I think we are in the middle of a transition. Last transition was dedicated servers to VMs. Current one is VMs to containers. Everything that is going on in this space is just part of that transition. Once the dust settles down, kubernetes or some form of it will become the standard cloud provider interface so instead of using AWS or GCP APIs, developers will just use the k8s APIs irrespective of where they run. This will greatly benefit Google and to some Azure but the most of all, it'll make developers' lives a lot easier as they won't have to manage clusters themselves and can rely on cloud providers' hosted container management solutions which most likely will be k8s.

While we as developers have taken on a lot more complexity today, soon we'll only care about our apps as most of these components will standardize and be available on all clouds. At least i hope so.

closeparen · on April 21, 2019

How about 5,000 engineers each committing and deploying daily?

ex_amazon_sde · on April 21, 2019

How about 100k engineers? Amazon has more and it builds and deploys packages in a way not too dissimilar from Linux distros.

closeparen · on April 21, 2019

Amazon doesn’t have a comparable tool in each of these categories?

No deployment automation, no service discovery/load balancing, no tracing, no time series aggregation or visualization.

The ones they sell to the public aren’t needed at all internally?

lugg · on April 21, 2019

If that's the real problem this is the wrong solution.

I don't care how good your hiring practices are, there is zero chance you get 5000 devs using this stack correctly.

Less is more at this scale.

closeparen · on April 21, 2019

Devs by and large aren't doing this stuff, it's abstracted by infrastructure teams behind application frameworks and a "Deploy" button UI.

Much of this stuff was developed by such infrastructure teams to solve their own problems; people realized they were common across the industry and started collaborating on open source. The alternative is typically half-baked, homegrown deployment automation, service discovery, etc. not a fundamentally simpler architecture.

spyspy · on April 21, 2019

this is not true. the promise of k8s led many companies to believe that individual dev teams can now manage their own infra and it’s been a giant mess. almost no one had the expertise or patience to properly manage their clusters. my company had pivoted back to a central cluster teams can run on that’s managed by real infra people, and dev teams leaning more heavily on PaaS/serverless systems like that they can actually wrap their heads around.

orf · on April 21, 2019

Managing infra != managing your own cluster. Don’t be silly, that was never kubernetes value proposition. It’s always been shaky to self host and manage that yourself, even if you are a seasoned infrastructure guy.

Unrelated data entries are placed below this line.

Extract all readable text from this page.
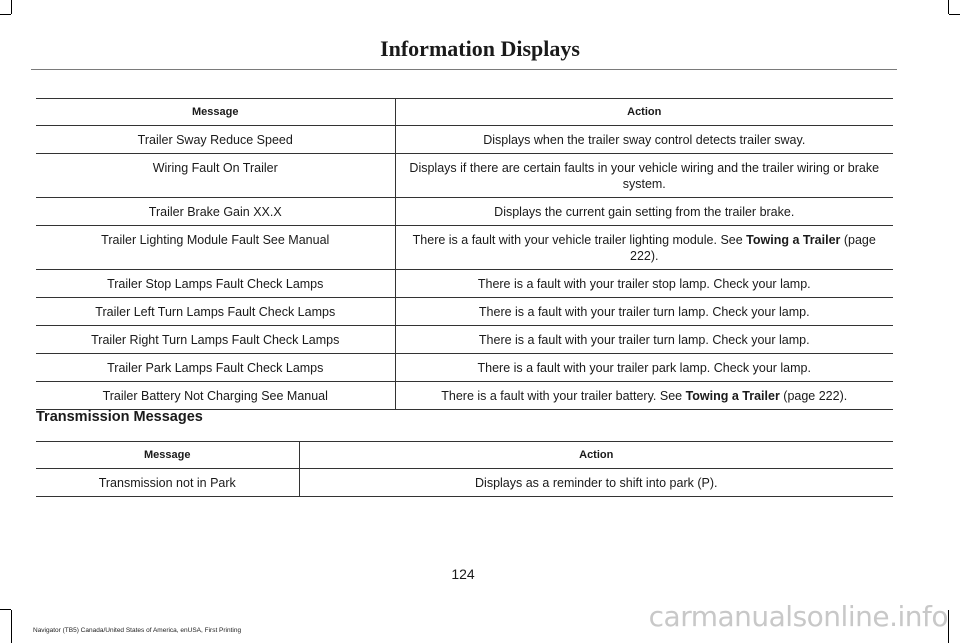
Information Displays
Message	Action
Trailer Sway Reduce Speed	Displays when the trailer sway control detects trailer sway.
Wiring Fault On Trailer	Displays if there are certain faults in your vehicle wiring and the trailer wiring or brake system.
Trailer Brake Gain XX.X	Displays the current gain setting from the trailer brake.
Trailer Lighting Module Fault See Manual	There is a fault with your vehicle trailer lighting module. See Towing a Trailer (page 222).
Trailer Stop Lamps Fault Check Lamps	There is a fault with your trailer stop lamp. Check your lamp.
Trailer Left Turn Lamps Fault Check Lamps	There is a fault with your trailer turn lamp. Check your lamp.
Trailer Right Turn Lamps Fault Check Lamps	There is a fault with your trailer turn lamp. Check your lamp.
Trailer Park Lamps Fault Check Lamps	There is a fault with your trailer park lamp. Check your lamp.
Trailer Battery Not Charging See Manual	There is a fault with your trailer battery. See Towing a Trailer (page 222).
Transmission Messages
Message	Action
Transmission not in Park	Displays as a reminder to shift into park (P).
124
Navigator (TB5) Canada/United States of America, enUSA, First Printing	carmanualsonline.info
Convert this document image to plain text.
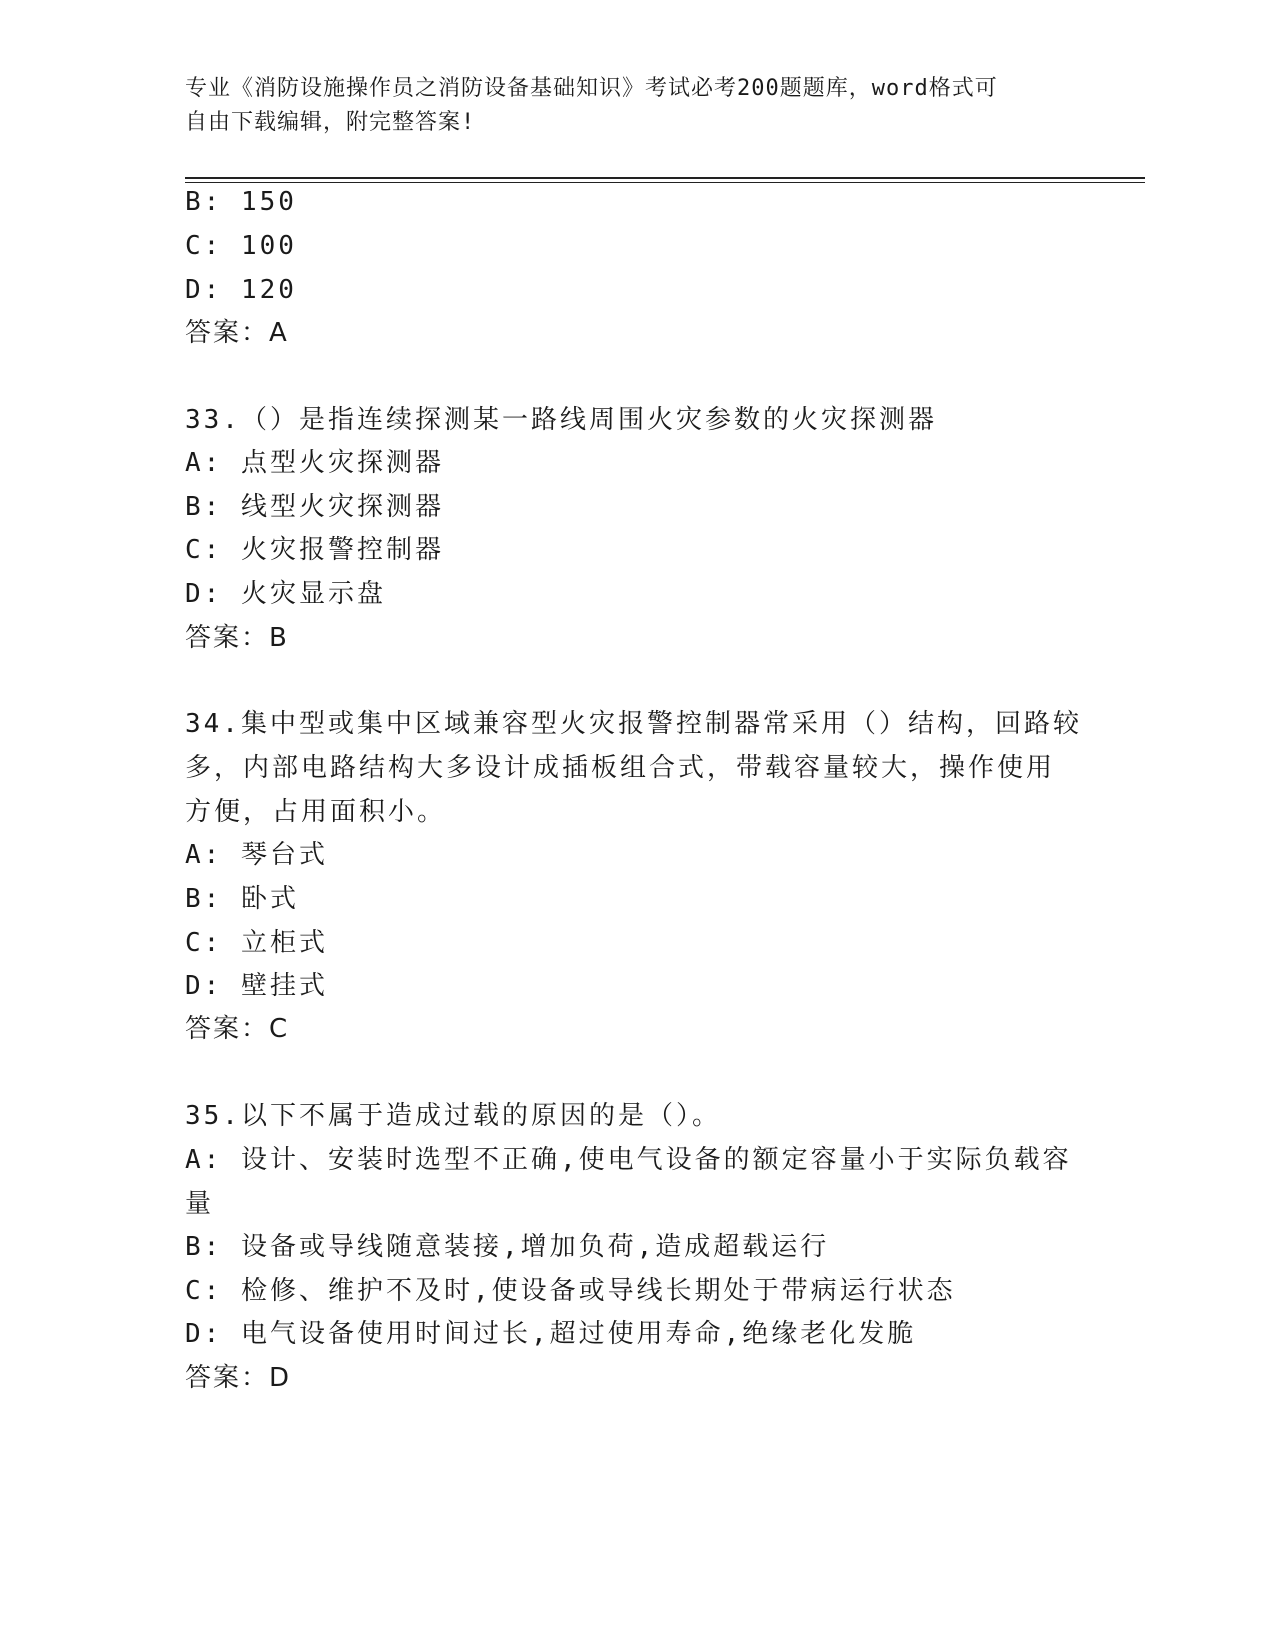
专业《消防设施操作员之消防设备基础知识》考试必考200题题库，word格式可
自由下载编辑，附完整答案!
B: 150
C: 100
D: 120
答案：A
33.（）是指连续探测某一路线周围火灾参数的火灾探测器
A: 点型火灾探测器
B: 线型火灾探测器
C: 火灾报警控制器
D: 火灾显示盘
答案：B
34.集中型或集中区域兼容型火灾报警控制器常采用（）结构，回路较
多，内部电路结构大多设计成插板组合式，带载容量较大，操作使用
方便，占用面积小。
A: 琴台式
B: 卧式
C: 立柜式
D: 壁挂式
答案：C
35.以下不属于造成过载的原因的是（）。
A: 设计、安装时选型不正确,使电气设备的额定容量小于实际负载容
量
B: 设备或导线随意装接,增加负荷,造成超载运行
C: 检修、维护不及时,使设备或导线长期处于带病运行状态
D: 电气设备使用时间过长,超过使用寿命,绝缘老化发脆
答案：D
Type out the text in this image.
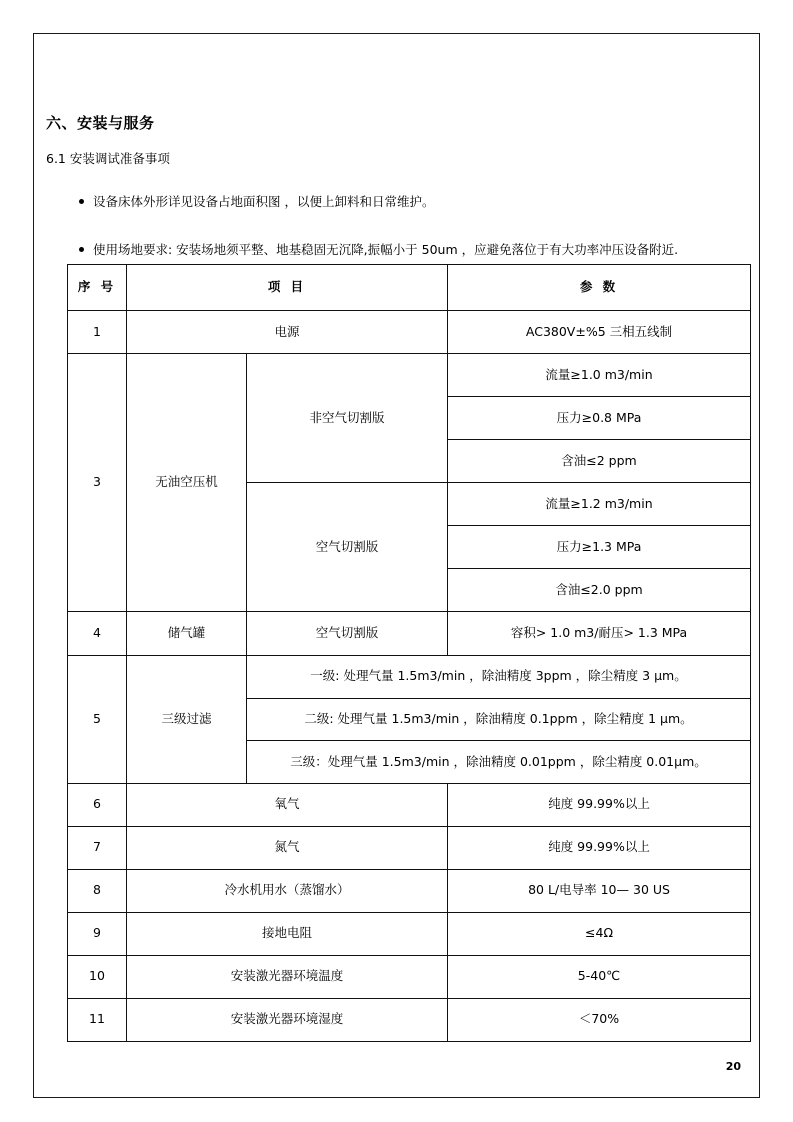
六、安装与服务
6.1 安装调试准备事项
设备床体外形详见设备占地面积图 ，以便上卸料和日常维护。
使用场地要求: 安装场地须平整、地基稳固无沉降,振幅小于 50um ，应避免落位于有大功率冲压设备附近.
序 号	项 目		参 数
1	电源		AC380V±%5 三相五线制
3	无油空压机	非空气切割版	流量≥1.0 m3/min
			压力≥0.8 MPa
			含油≤2 ppm
		空气切割版	流量≥1.2 m3/min
			压力≥1.3 MPa
			含油≤2.0 ppm
4	储气罐	空气切割版	容积> 1.0 m3/耐压> 1.3 MPa
5	三级过滤	一级: 处理气量 1.5m3/min ，除油精度 3ppm ，除尘精度 3 μm。	
		二级: 处理气量 1.5m3/min ，除油精度 0.1ppm ，除尘精度 1 μm。	
		三级：处理气量 1.5m3/min ，除油精度 0.01ppm ，除尘精度 0.01μm。	
6	氧气		纯度 99.99%以上
7	氮气		纯度 99.99%以上
8	冷水机用水（蒸馏水）		80 L/电导率 10— 30 US
9	接地电阻		≤4Ω
10	安装激光器环境温度		5-40℃
11	安装激光器环境湿度		＜70%
20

The idea was that they could manage the infrastructure their services need - ingresses, secrets, certificates, pods, load balancing, service connections, etc as code. And it’s been a wild success.

spyspy · on April 21, 2019

im not trying to be “silly”. i’ve seen this happen first hand. you can argue that that wasn’t the original idea but i’ve seen enough “k8s solved all our problems!” type conference talks and blog posts to see how people can be fooled.

orf · on April 22, 2019

I too have seen technical car crashes, where people have chosen a technology and completely missed whatever value proposition it has, misusing it in the process. i.e "let our developers manage a cluster"?!

I wouldn't draw many conclusions about the technology itself from that though.

ec109685 · on April 22, 2019

Do you have a few examples of these?

_skel · on April 21, 2019

> I don't care how good your hiring practices are, there is zero chance you get 5000 devs using this stack correctly.

Google is able to pull it off. Obviously people make mistakes but there are systems and processes in place to take care of that. It actually does work pretty well.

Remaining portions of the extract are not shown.